By placing shades over the lights and only dating Mitch in the evening, Blanche creates the illusion of youthfulness in her appearance; further, she dresses as though she were yet the Southern belle and she is flirtatious and proud of her girlish figure:
You know I haven’t put on one ounce in ten years, Stella? I weigh what I weighed the summer you left Belle Reve.

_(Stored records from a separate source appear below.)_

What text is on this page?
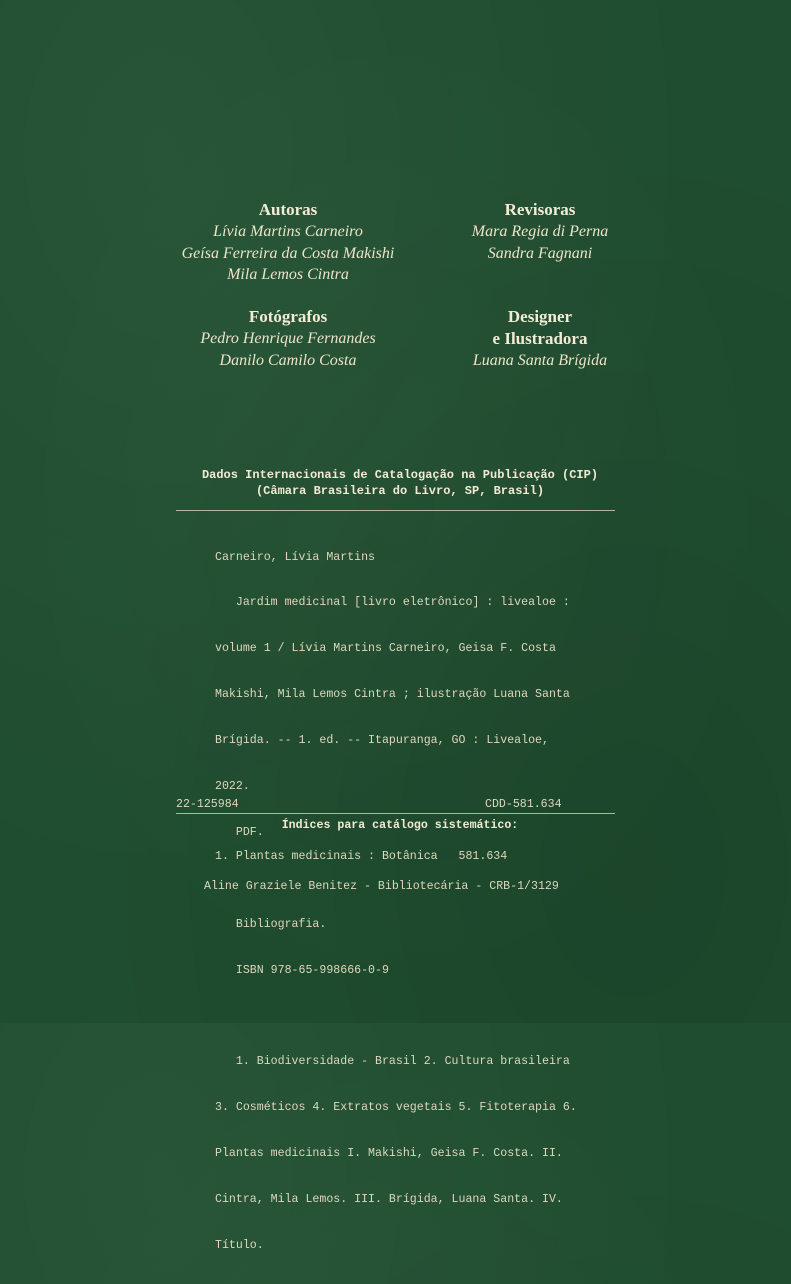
Autoras
Lívia Martins Carneiro
Geísa Ferreira da Costa Makishi
Mila Lemos Cintra
Revisoras
Mara Regia di Perna
Sandra Fagnani
Fotógrafos
Pedro Henrique Fernandes
Danilo Camilo Costa
Designer
e Ilustradora
Luana Santa Brígida
Dados Internacionais de Catalogação na Publicação (CIP)
(Câmara Brasileira do Livro, SP, Brasil)

Carneiro, Lívia Martins

Jardim medicinal [livro eletrônico] : livealoe :

volume 1 / Lívia Martins Carneiro, Geisa F. Costa

Makishi, Mila Lemos Cintra ; ilustração Luana Santa

Brígida. -- 1. ed. -- Itapuranga, GO : Livealoe,

2022.

PDF.

Bibliografia.

ISBN 978-65-998666-0-9

1. Biodiversidade - Brasil 2. Cultura brasileira

3. Cosméticos 4. Extratos vegetais 5. Fitoterapia 6.

Plantas medicinais I. Makishi, Geisa F. Costa. II.

Cintra, Mila Lemos. III. Brígida, Luana Santa. IV.

Título.

22-125984	CDD-581.634
Índices para catálogo sistemático:
1. Plantas medicinais : Botânica   581.634
Aline Graziele Benitez - Bibliotecária - CRB-1/3129
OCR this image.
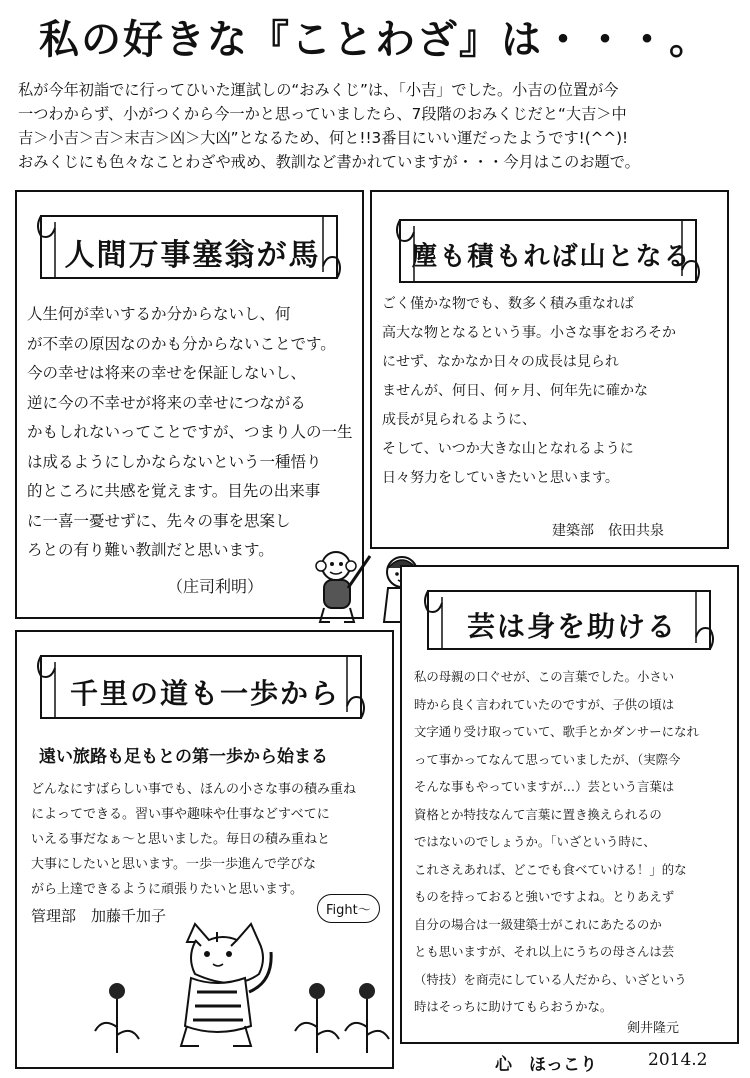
私の好きな『ことわざ』は・・・。
私が今年初詣でに行ってひいた運試しの“おみくじ”は、「小吉」でした。小吉の位置が今
一つわからず、小がつくから今一かと思っていましたら、7段階のおみくじだと“大吉＞中
吉＞小吉＞吉＞末吉＞凶＞大凶”となるため、何と!!3番目にいい運だったようです!(^^)!
おみくじにも色々なことわざや戒め、教訓など書かれていますが・・・今月はこのお題で。
人間万事塞翁が馬
人生何が幸いするか分からないし、何
が不幸の原因なのかも分からないことです。
今の幸せは将来の幸せを保証しないし、
逆に今の不幸せが将来の幸せにつながる
かもしれないってことですが、つまり人の一生
は成るようにしかならないという一種悟り
的ところに共感を覚えます。目先の出来事
に一喜一憂せずに、先々の事を思案し
ろとの有り難い教訓だと思います。
（庄司利明）
塵も積もれば山となる
ごく僅かな物でも、数多く積み重なれば
高大な物となるという事。小さな事をおろそか
にせず、なかなか日々の成長は見られ
ませんが、何日、何ヶ月、何年先に確かな
成長が見られるように、
そして、いつか大きな山となれるように
日々努力をしていきたいと思います。
建築部　依田共泉
千里の道も一歩から
遠い旅路も足もとの第一歩から始まる
どんなにすばらしい事でも、ほんの小さな事の積み重ね
によってできる。習い事や趣味や仕事などすべてに
いえる事だなぁ～と思いました。毎日の積み重ねと
大事にしたいと思います。一歩一歩進んで学びな
がら上達できるように頑張りたいと思います。
管理部　加藤千加子	Fight～
芸は身を助ける
私の母親の口ぐせが、この言葉でした。小さい
時から良く言われていたのですが、子供の頃は
文字通り受け取っていて、歌手とかダンサーになれ
って事かってなんて思っていましたが、（実際今
そんな事もやっていますが…）芸という言葉は
資格とか特技なんて言葉に置き換えられるの
ではないのでしょうか。「いざという時に、
これさえあれば、どこでも食べていける！」的な
ものを持っておると強いですよね。とりあえず
自分の場合は一級建築士がこれにあたるのか
とも思いますが、それ以上にうちの母さんは芸
（特技）を商売にしている人だから、いざという
時はそっちに助けてもらおうかな。
剣井隆元
心　ほっこり	2014.2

The summer Dad died and you left us… (Act 1)
Similarly, Willy believes that he can be more successful if he regains his youthful look:
I gotta overcome it....I’m not dressing to advantage, maybe. (Act 1)
- Both believe that they can attain happiness outside themselves.
Willy Loman and Blanche DuBois seek false and shallow promises of happiness; Willy perceives material wealth as the keystone to success and contentment, while Blanche seeks attention and romance as a delight and marriage as security.
"Always dependent upon the kindness of strangers," Blanche delights in attention and romantic flirtation as a diversion from reality as well as a bolster for her diminishing self-esteem and as escape.
In Act 2, for instance, Stella instructs her husband Stanley to compliment Blanche,
And admire her dress and tell her she’s looking wonderful. That’s important with Blanche. Her little weakness!
Further, Blanche hopes to attract Mitch enough to get him to propose and, thus, bring her some contentment and financial security since Belle Reve has been sold to pay debts.
In Death of a Salesman, Willy feels that happiness is attained through personal success and material wealth,
....I realized that selling was the greatest career a man could want. ’Cause what could be more satisfying than to be able to go... into twenty or thirty different cities, and pick up a phone, and be remembered and loved and helped by so many different people? (Act 2)
Like Blanche, he looks elsewhere for contentment. In Act I, for instance, Happy tells Biff, who complains that Willy mocks him, "He just wants you to make good, that's all." Even his act of suicide is intended to give his son's some financial security and himself some respect. He imagines a conversation with his brother about his funeral,
All the old timers with the strange license-that boy will be thunderstruck, Ben, because he never realized—I am known!—I am known...and he’ll see it with his eyes once and for all. He’ll see what I am, Ben!(Act 2)
- Present and Past blur for both
Blanche and Willy retreat to memories and illusions of success.